Course page: http://data8.org/literature-connector

From our off-hand Tweets to the well-wrought urn of poetry, text functions both as a device for communication and a way of examining the world around us. We use text to lay out our thoughts in argumentative essays, speeches, and novels that have power of influence at the grand-scale of politics and at the personal scale of our selves. However, vast reams of this text lie apparently beyond our reach: it would be as difficult to sit down and read every blog post from a given day as it would be to read every novel in the library. Data science opens new avenues to “read” at previously untold scale, but if we did read every novel, would that change which ones we thought were important? Would we have to learn a different kind of reading all together? In this course, we will apply methods learned in Foundations of Data Science to sets of literary texts in order to expand our reading practices. This humanities-oriented approach will require us to think about the limits of both new and traditional reading methods and how we make arguments based on data.

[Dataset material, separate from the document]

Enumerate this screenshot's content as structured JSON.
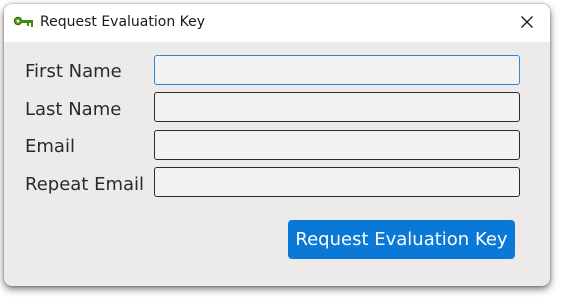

This course will have three, overlapping phases. In the first, we will read theoretical texts and examples of traditional reading practices, especially “close reading,” in order to think about how interpretive arguments are made and what evidence is used to back them up. In the second and largest phase, we will experiment with popular statistical methods that have recently gained visibility in literary study, and consider them as forms of “distant reading.” This will emphasize hands-on interaction with texts, programming work-flow, and collaboration. The final part of the class will return to the theoretical question of whether these data science methods offer us new interpretations of literature, and what problems remain unsettled.

The final project in this course will require students to write a paper, in which interpretive, literary arguments rely on both data and traditional evidence.